Intruso

Por: Marco Fernández Leyes
Dibujo: Gabriela Vacca
La planta apareció una tarde frente a la puerta del departamento y era tan insignificante que Julián no se dio cuenta cuando la pisó al salir. Recién en la calle notó cierta cosa pegajosa al caminar. Fregó el calzado contra el pavimento y siguió andando sin prestar mayor atención al incidente.

Lo había olvidado por completo esa misma tarde cuando regresó al edificio y encontró algo similar a excremento de pájaro en la entrada. Las palomas, pensó, otra vez las palomas que nos invaden y el consorcio que no coloca redes en los tubos de ventilación para que dejen de entrar. Todavía mascullando fue hasta el baño, enrolló un poco de papel higiénico y volvió para recoger el desperdicio. Anotó en el celular un recordatorio para plantear el problema en la próxima reunión de inquilinos y propietarios. Durmió con la cabeza dando vueltas a la idea de las palomas y las plagas.
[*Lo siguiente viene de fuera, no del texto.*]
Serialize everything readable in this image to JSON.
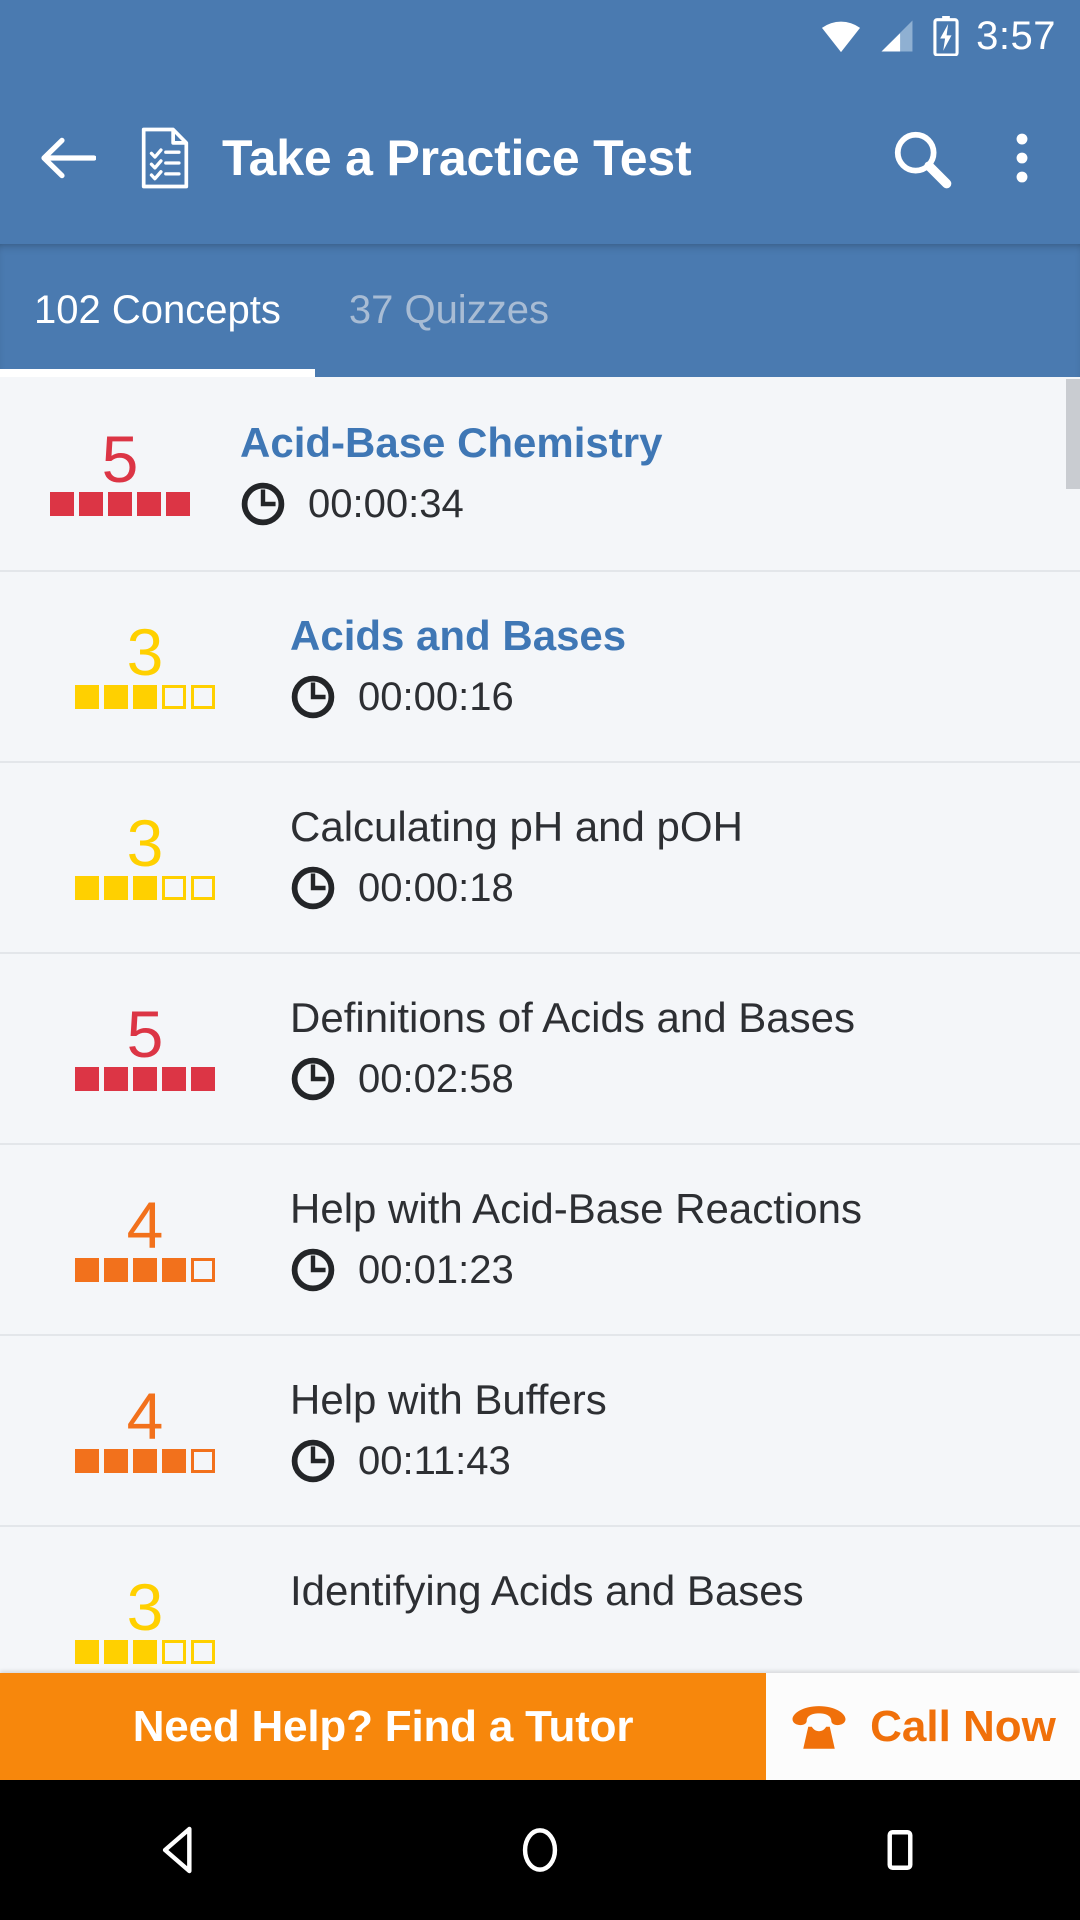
{
  "status_bar": {
    "time": "3:57",
    "icons": [
      "wifi-icon",
      "cell-signal-icon",
      "battery-charging-icon"
    ]
  },
  "app_bar": {
    "back_icon": "back-arrow-icon",
    "doc_icon": "practice-test-document-icon",
    "title": "Take a Practice Test",
    "search_icon": "search-icon",
    "overflow_icon": "overflow-menu-icon"
  },
  "tabs": [
    {
      "label": "102 Concepts",
      "active": true
    },
    {
      "label": "37 Quizzes",
      "active": false
    }
  ],
  "colors": {
    "appbar": "#4a7ab0",
    "tab_active_text": "#ffffff",
    "tab_inactive_text": "#a8bcd4",
    "link": "#3f77b5",
    "plain_text": "#2d2f33",
    "rating_red": "#dc3545",
    "rating_orange": "#f2711c",
    "rating_yellow": "#ffd000",
    "banner_orange": "#f7870c",
    "call_orange": "#f0700a",
    "list_bg": "#f4f6f9",
    "divider": "#e3e6ea"
  },
  "list": {
    "clock_icon": "clock-icon",
    "scrollbar": "scroll-thumb",
    "items": [
      {
        "rating": "5",
        "rating_filled": 5,
        "rating_total": 5,
        "rating_color": "#dc3545",
        "title": "Acid-Base Chemistry",
        "visited": true,
        "time": "00:00:34",
        "indent": false
      },
      {
        "rating": "3",
        "rating_filled": 3,
        "rating_total": 5,
        "rating_color": "#ffd000",
        "title": "Acids and Bases",
        "visited": true,
        "time": "00:00:16",
        "indent": true
      },
      {
        "rating": "3",
        "rating_filled": 3,
        "rating_total": 5,
        "rating_color": "#ffd000",
        "title": "Calculating pH and pOH",
        "visited": false,
        "time": "00:00:18",
        "indent": true
      },
      {
        "rating": "5",
        "rating_filled": 5,
        "rating_total": 5,
        "rating_color": "#dc3545",
        "title": "Definitions of Acids and Bases",
        "visited": false,
        "time": "00:02:58",
        "indent": true
      },
      {
        "rating": "4",
        "rating_filled": 4,
        "rating_total": 5,
        "rating_color": "#f2711c",
        "title": "Help with Acid-Base Reactions",
        "visited": false,
        "time": "00:01:23",
        "indent": true
      },
      {
        "rating": "4",
        "rating_filled": 4,
        "rating_total": 5,
        "rating_color": "#f2711c",
        "title": "Help with Buffers",
        "visited": false,
        "time": "00:11:43",
        "indent": true
      },
      {
        "rating": "3",
        "rating_filled": 3,
        "rating_total": 5,
        "rating_color": "#ffd000",
        "title": "Identifying Acids and Bases",
        "visited": false,
        "time": "",
        "indent": true
      }
    ]
  },
  "banner": {
    "main_label": "Need Help? Find a Tutor",
    "phone_icon": "telephone-icon",
    "call_label": "Call Now"
  },
  "nav_bar": {
    "back": "nav-back-icon",
    "home": "nav-home-icon",
    "recents": "nav-recents-icon"
  }
}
Julián apenas atinó a abrir las palmas a modo plegaria cuando la mañana siguiente encontró un arbusto de unos cuarenta centímetros obstruyendo la salida. Maldijo a la naturaleza y la dejadez de los constructores, se acomodó los anteojos y se acostó boca abajo para analizarla más de cerca. No sabía nada de plantas, así que se limitó a palpar el tallo, ramas y hojas; un procedimiento que inútil del que no extrajo información nueva. Es una maleza como cualquier otra, razonó. Cambió de posición, se colocó de cuclillas y la analizó con algo más de distancia al mismo tiempo que negaba con la cabeza. Al final gesticuló convencido de que no había nada que hacer y la arrancó con un golpe seco. Depositó los restos en el basurero y aplastó con el talón la tierra que asomaba en el hueco del tamaño de un puño que quedó donde estaba la planta, otro punto de queja para plantear al consorcio.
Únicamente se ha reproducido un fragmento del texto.